If we get to specify which sides the given points are on, and if no two points lie on the same side (unless they are adjacent vertices), then it indeed appears that four points suffice. Here's an as-yet-unfinished proof.
In what follows, I'll consider a point on the edge of a hexagon if it lies on the line containing that edge of the hexagon.
Let $A$, $B$, $C$, $D$ be the points. There are three arrangements to check, which we can denote
$$[A, B, C, D, \;\cdot\;, \;\cdot\;] \qquad [A, B, C, \;\cdot\;, D, \;\cdot\;] \qquad [A, B, \;\cdot\;, C, D, \;\cdot\;]$$
Case $[A, B, C, D, \;\cdot\;, \;\cdot\;]$.
Let $\stackrel{\frown}{AB}$, $\stackrel{\frown}{BC}$, $\stackrel{\frown}{CD}$ be circular arcs of points that make $120^\circ$ angles with the endpoints of corresponding segments $\overline{AB}$, $\overline{BC}$, $\overline{CD}$. (Note: There are actually two such arcs per segment. I don't yet rule-out the possibility that different choices among these arcs lead to distinct solutions in some cases.)
Choose $P$ on $\stackrel{\frown}{AB}$. Let $\overrightarrow{PB}$ meet $\stackrel{\frown}{BC}$ at $Q$, and then let $\overrightarrow{QC}$ meet $\stackrel{\frown}{CD}$ at $R$.
Claim. There is at most one choice of $P$ for which $\overline{PQ}\cong\overline{QR}$. (That $P$, and the corresponding $Q$ and $R$, are then vertices of the target hexagon.)
Case $[A, B, C, \;\cdot\;, D, \;\cdot\;]$.

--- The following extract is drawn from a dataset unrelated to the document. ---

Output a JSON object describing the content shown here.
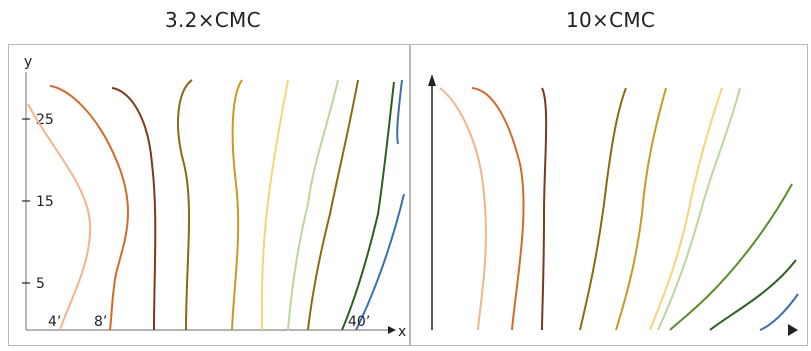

We take $\stackrel{\frown}{AB}$ and $\stackrel{\frown}{BC}$ as before; this time, $\stackrel{\frown}{CD}$ is the (well, an) arc of points making a $60^\circ$ angle with $C$ and $D$.

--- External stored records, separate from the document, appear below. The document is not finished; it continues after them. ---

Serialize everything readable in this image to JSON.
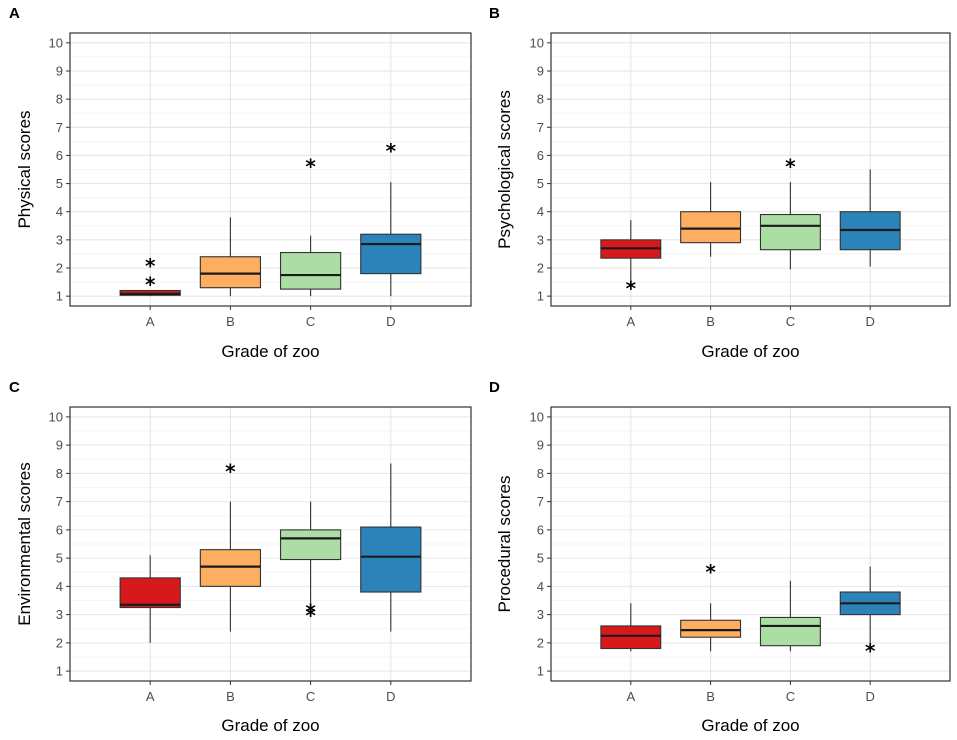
{
  "chart_data": [
    {
      "type": "box",
      "panel_label": "A",
      "xlabel": "Grade of zoo",
      "ylabel": "Physical scores",
      "categories": [
        "A",
        "B",
        "C",
        "D"
      ],
      "y_ticks": [
        1,
        2,
        3,
        4,
        5,
        6,
        7,
        8,
        9,
        10
      ],
      "ylim": [
        0.65,
        10.35
      ],
      "boxes": [
        {
          "category": "A",
          "whisker_low": 1.0,
          "q1": 1.03,
          "median": 1.08,
          "q3": 1.2,
          "whisker_high": 1.2,
          "outliers": [
            1.45,
            2.1
          ],
          "color": "#d7191c"
        },
        {
          "category": "B",
          "whisker_low": 1.0,
          "q1": 1.3,
          "median": 1.8,
          "q3": 2.4,
          "whisker_high": 3.8,
          "outliers": [],
          "color": "#fdae61"
        },
        {
          "category": "C",
          "whisker_low": 1.0,
          "q1": 1.25,
          "median": 1.75,
          "q3": 2.55,
          "whisker_high": 3.15,
          "outliers": [
            5.65
          ],
          "color": "#abdda4"
        },
        {
          "category": "D",
          "whisker_low": 1.0,
          "q1": 1.8,
          "median": 2.85,
          "q3": 3.2,
          "whisker_high": 5.05,
          "outliers": [
            6.2
          ],
          "color": "#2b83ba"
        }
      ]
    },
    {
      "type": "box",
      "panel_label": "B",
      "xlabel": "Grade of zoo",
      "ylabel": "Psychological scores",
      "categories": [
        "A",
        "B",
        "C",
        "D"
      ],
      "y_ticks": [
        1,
        2,
        3,
        4,
        5,
        6,
        7,
        8,
        9,
        10
      ],
      "ylim": [
        0.65,
        10.35
      ],
      "boxes": [
        {
          "category": "A",
          "whisker_low": 1.55,
          "q1": 2.35,
          "median": 2.7,
          "q3": 3.0,
          "whisker_high": 3.7,
          "outliers": [
            1.3
          ],
          "color": "#d7191c"
        },
        {
          "category": "B",
          "whisker_low": 2.4,
          "q1": 2.9,
          "median": 3.4,
          "q3": 4.0,
          "whisker_high": 5.05,
          "outliers": [],
          "color": "#fdae61"
        },
        {
          "category": "C",
          "whisker_low": 1.95,
          "q1": 2.65,
          "median": 3.5,
          "q3": 3.9,
          "whisker_high": 5.05,
          "outliers": [
            5.65
          ],
          "color": "#abdda4"
        },
        {
          "category": "D",
          "whisker_low": 2.05,
          "q1": 2.65,
          "median": 3.35,
          "q3": 4.0,
          "whisker_high": 5.5,
          "outliers": [],
          "color": "#2b83ba"
        }
      ]
    },
    {
      "type": "box",
      "panel_label": "C",
      "xlabel": "Grade of zoo",
      "ylabel": "Environmental scores",
      "categories": [
        "A",
        "B",
        "C",
        "D"
      ],
      "y_ticks": [
        1,
        2,
        3,
        4,
        5,
        6,
        7,
        8,
        9,
        10
      ],
      "ylim": [
        0.65,
        10.35
      ],
      "boxes": [
        {
          "category": "A",
          "whisker_low": 2.0,
          "q1": 3.25,
          "median": 3.35,
          "q3": 4.3,
          "whisker_high": 5.1,
          "outliers": [],
          "color": "#d7191c"
        },
        {
          "category": "B",
          "whisker_low": 2.4,
          "q1": 4.0,
          "median": 4.7,
          "q3": 5.3,
          "whisker_high": 7.0,
          "outliers": [
            8.1
          ],
          "color": "#fdae61"
        },
        {
          "category": "C",
          "whisker_low": 3.3,
          "q1": 4.95,
          "median": 5.7,
          "q3": 6.0,
          "whisker_high": 7.0,
          "outliers": [
            3.0,
            3.15
          ],
          "color": "#abdda4"
        },
        {
          "category": "D",
          "whisker_low": 2.4,
          "q1": 3.8,
          "median": 5.05,
          "q3": 6.1,
          "whisker_high": 8.35,
          "outliers": [],
          "color": "#2b83ba"
        }
      ]
    },
    {
      "type": "box",
      "panel_label": "D",
      "xlabel": "Grade of zoo",
      "ylabel": "Procedural scores",
      "categories": [
        "A",
        "B",
        "C",
        "D"
      ],
      "y_ticks": [
        1,
        2,
        3,
        4,
        5,
        6,
        7,
        8,
        9,
        10
      ],
      "ylim": [
        0.65,
        10.35
      ],
      "boxes": [
        {
          "category": "A",
          "whisker_low": 1.7,
          "q1": 1.8,
          "median": 2.25,
          "q3": 2.6,
          "whisker_high": 3.4,
          "outliers": [],
          "color": "#d7191c"
        },
        {
          "category": "B",
          "whisker_low": 1.7,
          "q1": 2.2,
          "median": 2.45,
          "q3": 2.8,
          "whisker_high": 3.4,
          "outliers": [
            4.55
          ],
          "color": "#fdae61"
        },
        {
          "category": "C",
          "whisker_low": 1.7,
          "q1": 1.9,
          "median": 2.6,
          "q3": 2.9,
          "whisker_high": 4.2,
          "outliers": [],
          "color": "#abdda4"
        },
        {
          "category": "D",
          "whisker_low": 1.9,
          "q1": 3.0,
          "median": 3.4,
          "q3": 3.8,
          "whisker_high": 4.7,
          "outliers": [
            1.75
          ],
          "color": "#2b83ba"
        }
      ]
    }
  ]
}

Point $P$ on $\stackrel{\frown}{AB}$ leads to $Q$ and $R$ on $\stackrel{\frown}{BC}$ and $\stackrel{\frown}{CD}$. However, $R$ is not a candidate vertex; rather $M$, the midpoint of $\overline{QR}$ is; and so is $N$, the point on $\overrightarrow{RD}$ such that $\overline{MQ}\cong\overline{MN}$.
Claim. There is at most one choice of $P$ for which $\overline{PQ}\cong\overline{MQ}$. (That $P$, and the corresponding $Q$, $M$, $N$, are then vertices of the target hexagon.)
Case $[A, B, \;\cdot\;, C, D, \;\cdot\;]$.

Here, $\stackrel{\frown}{BC}$ makes $60^\circ$ angles, and $\stackrel{\frown}{CD}$ makes $120^\circ$ angles. The candidate vertices are $P$, $M$ (the midpoint of $\overline{PQ}$), and $N$ (the point on $\overline{QC}$ such that $\overline{MP}\cong\overline{MN}$).
Claim. There is at most one choice of $P$ for which $\overline{PQ}\cong\overline{QM}$. (That $P$, and the corresponding $M$, $N$, $R$, are then vertices of the target hexagon.)
The three Claims about $P$ seem to follow from a straightforward continuity argument: For $P$ close to $A$, some segments in question are shorter than we want; for $P$ close to $B$, those segments are longer; by continuity, there must be a $P$ that's "just right" (unless no $P$ at all works for the given $A$, $B$, $C$, $D$). However, I haven't yet explicitly demonstrated that the length changes are in fact monotonic; I plan to do so in a later edit.